テレビの創成期から放送作家、司会者、タレント、市民運動家としてマルチな才能を発揮。作詞家として、1963年に全米チャート1位を記録した坂本九の「上を向いて歩こう」、「こんにちわ赤ちゃん」「見上げてごらん夜の星を」などの名曲を世に出した。1933年、東京生まれ。実家は浅草のお寺で、早稲田大学在学中に三木鶏郎に才能を見出されて放送作家としてデビューした。60年代からは長くラジオパーソナリティとして活躍。94年には老いや死を巡る名言を集めたエッセイ『大往生』を発表し、200万部を超えるベストセラーとなった。

7月18日

大橋巨泉さん(82)=テレビ司会者、タレント

1960年代から80年代にかけ、「11PM」「巨泉×前武 ゲバゲバ90分」「クイズダービー」などの高視聴率番組で司会を担当。「はっぱふみふみ」などの流行語を生みだしたほか、競馬評論家としても活躍した。1934年、東京生まれ。本名・大橋克巳。早稲田大学中退後、ジャズ評論家、放送作家を経て、66年に深夜番組「11PM」の司会者に。テレビにギャンブルとお色気を持ちこみ、成功した。90年に56歳で「セミリタイア」宣言をし、レギュラー番組を降板。
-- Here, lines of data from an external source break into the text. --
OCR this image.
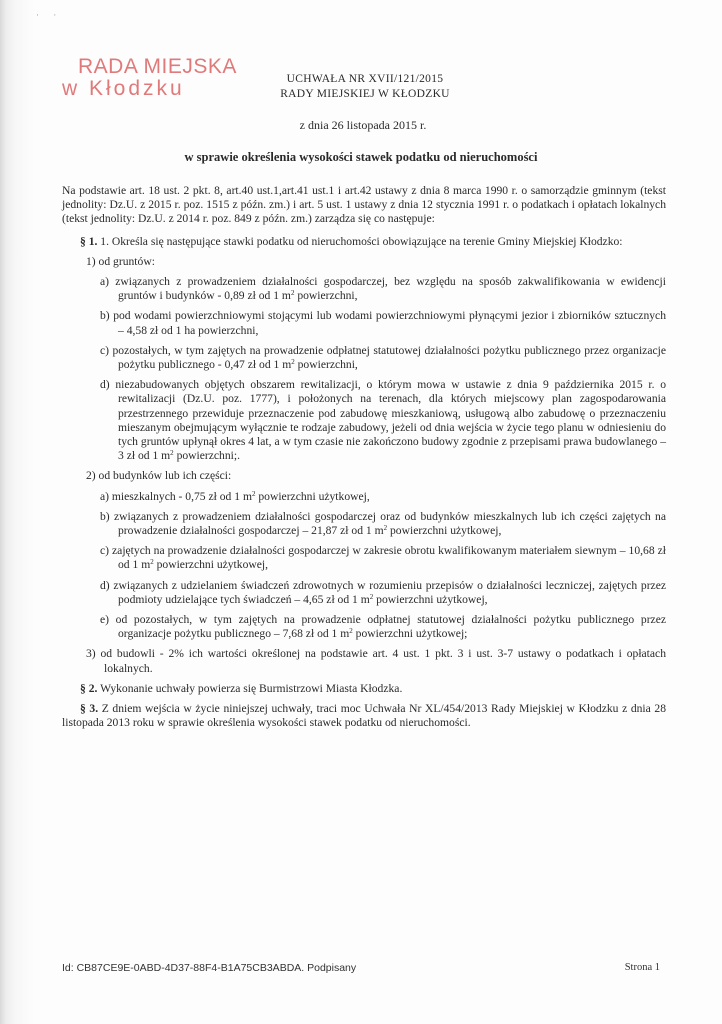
· ·
RADA MIEJSKA
w Kłodzku	UCHWAŁA NR XVII/121/2015
RADY MIEJSKIEJ W KŁODZKU
z dnia 26 listopada 2015 r.
w sprawie określenia wysokości stawek podatku od nieruchomości

Na podstawie art. 18 ust. 2 pkt. 8, art.40 ust.1,art.41 ust.1 i art.42 ustawy z dnia 8 marca 1990 r. o samorządzie gminnym (tekst jednolity: Dz.U. z 2015 r. poz. 1515 z późn. zm.) i art. 5 ust. 1 ustawy z dnia 12 stycznia 1991 r. o podatkach i opłatach lokalnych (tekst jednolity: Dz.U. z 2014 r. poz. 849 z późn. zm.) zarządza się co następuje:

§ 1. 1. Określa się następujące stawki podatku od nieruchomości obowiązujące na terenie Gminy Miejskiej Kłodzko:

1) od gruntów:
a) związanych z prowadzeniem działalności gospodarczej, bez względu na sposób zakwalifikowania w ewidencji gruntów i budynków - 0,89 zł od 1 $m^2$ powierzchni,
b) pod wodami powierzchniowymi stojącymi lub wodami powierzchniowymi płynącymi jezior i zbiorników sztucznych – 4,58 zł od 1 ha powierzchni,
c) pozostałych, w tym zajętych na prowadzenie odpłatnej statutowej działalności pożytku publicznego przez organizacje pożytku publicznego - 0,47 zł od 1 $m^2$ powierzchni,
d) niezabudowanych objętych obszarem rewitalizacji, o którym mowa w ustawie z dnia 9 października 2015 r. o rewitalizacji (Dz.U. poz. 1777), i położonych na terenach, dla których miejscowy plan zagospodarowania przestrzennego przewiduje przeznaczenie pod zabudowę mieszkaniową, usługową albo zabudowę o przeznaczeniu mieszanym obejmującym wyłącznie te rodzaje zabudowy, jeżeli od dnia wejścia w życie tego planu w odniesieniu do tych gruntów upłynął okres 4 lat, a w tym czasie nie zakończono budowy zgodnie z przepisami prawa budowlanego – 3 zł od 1 $m^2$ powierzchni;.
2) od budynków lub ich części:
a) mieszkalnych - 0,75 zł od 1 $m^2$ powierzchni użytkowej,
b) związanych z prowadzeniem działalności gospodarczej oraz od budynków mieszkalnych lub ich części zajętych na prowadzenie działalności gospodarczej – 21,87 zł od 1 $m^2$ powierzchni użytkowej,
c) zajętych na prowadzenie działalności gospodarczej w zakresie obrotu kwalifikowanym materiałem siewnym – 10,68 zł od 1 $m^2$ powierzchni użytkowej,
d) związanych z udzielaniem świadczeń zdrowotnych w rozumieniu przepisów o działalności leczniczej, zajętych przez podmioty udzielające tych świadczeń – 4,65 zł od 1 $m^2$ powierzchni użytkowej,
e) od pozostałych, w tym zajętych na prowadzenie odpłatnej statutowej działalności pożytku publicznego przez organizacje pożytku publicznego – 7,68 zł od 1 $m^2$ powierzchni użytkowej;
3) od budowli - 2% ich wartości określonej na podstawie art. 4 ust. 1 pkt. 3 i ust. 3-7 ustawy o podatkach i opłatach lokalnych.

§ 2. Wykonanie uchwały powierza się Burmistrzowi Miasta Kłodzka.

§ 3. Z dniem wejścia w życie niniejszej uchwały, traci moc Uchwała Nr XL/454/2013 Rady Miejskiej w Kłodzku z dnia 28 listopada 2013 roku w sprawie określenia wysokości stawek podatku od nieruchomości.

Id: CB87CE9E-0ABD-4D37-88F4-B1A75CB3ABDA. Podpisany	Strona 1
2001年の参院選に民主党比例代表候補として出馬し、当選したが、直後に起きた米中枢同時テロの対応を巡って党と対立。わずか半年で議員を辞職した。

7月26日

中村紘子さん(72)=ピアニスト

デビュー50周年を迎え、記者会見する中村紘子さん=2009年4月2日、東京・ホテルオークラ(時事)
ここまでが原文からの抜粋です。